The big problem with Nightshift, an episode of “The Hitchhiker,” is how William Darrid’s teleplay handles the protagonist. Margot Kidder plays a retirement home nurse who preys on her charges–little mean stuff, stealing their jewelry. The script isn’t playful with its presentation of Kidder. If Darrid had made her true nature a reveal instead of setting it up in the ground situation, for example.
It makes Kidder a weak protagonist, letting Stephen McHattie (as her scummy boyfriend) take over the episode when he’s in it. But he’s not in it very much, just a lengthy middle sequence. Then it goes back to Kidder, but she’s even more ineffectual now.
Director Noyce is trying to play with the constrained environment, but it doesn’t come off. There’s some good editing from Stan Cole.
Nightshift could have been a lot better, but Darrid didn’t give Kidder a believable enough character. It’s unfortunate.

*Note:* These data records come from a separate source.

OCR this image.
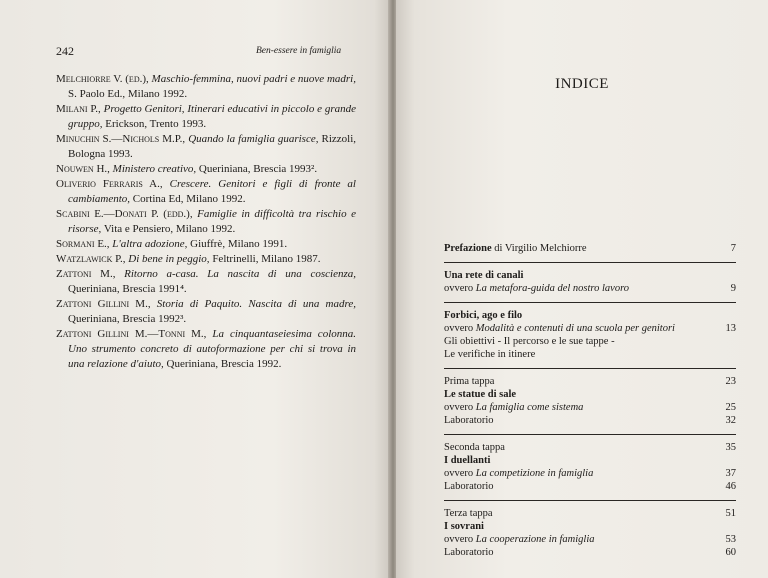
242	Ben-essere in famiglia

Melchiorre V. (ed.), Maschio-femmina, nuovi padri e nuove madri, S. Paolo Ed., Milano 1992.

Milani P., Progetto Genitori, Itinerari educativi in piccolo e grande gruppo, Erickson, Trento 1993.

Minuchin S.—Nichols M.P., Quando la famiglia guarisce, Rizzoli, Bologna 1993.

Nouwen H., Ministero creativo, Queriniana, Brescia 1993².

Oliverio Ferraris A., Crescere. Genitori e figli di fronte al cambiamento, Cortina Ed, Milano 1992.

Scabini E.—Donati P. (edd.), Famiglie in difficoltà tra rischio e risorse, Vita e Pensiero, Milano 1992.

Sormani E., L'altra adozione, Giuffrè, Milano 1991.

Watzlawick P., Di bene in peggio, Feltrinelli, Milano 1987.

Zattoni M., Ritorno a-casa. La nascita di una coscienza, Queriniana, Brescia 1991⁴.

Zattoni Gillini M., Storia di Paquito. Nascita di una madre, Queriniana, Brescia 1992³.

Zattoni Gillini M.—Tonni M., La cinquantaseiesima colonna. Uno strumento concreto di autoformazione per chi si trova in una relazione d'aiuto, Queriniana, Brescia 1992.

INDICE
Prefazione di Virgilio Melchiorre	7
Una rete di canali
ovvero La metafora-guida del nostro lavoro	9
Forbici, ago e filo
ovvero Modalità e contenuti di una scuola per genitori	13
Gli obiettivi - Il percorso e le sue tappe -
Le verifiche in itinere
Prima tappa	23
Le statue di sale
ovvero La famiglia come sistema	25
Laboratorio	32
Seconda tappa	35
I duellanti
ovvero La competizione in famiglia	37
Laboratorio	46
Terza tappa	51
I sovrani
ovvero La cooperazione in famiglia	53
Laboratorio	60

Directed by Philip Noyce; teleplay by William Darrid, based on a story by April Campbell Jones and Bruce Jones; “The Hitchhiker” created by Riff Markowitz, Lewis Chesler and Richard Rothstein; director of photography, Reginald H. Morris; edited by Stan Cole; music by Michel Rubini; production designer, Richard Wilcox; produced by Markowitz and Chesler; released by Home Box Office.
Starring Margot Kidder (Jane Reynolds), Stephen McHattie (Johnny), Dorothy Davies (Mrs. Cranshaw), Enid Saunders (Mrs. MacDonald), Kenneth Gordon (Mr. Loring) and Darren McGavin (The Old Man).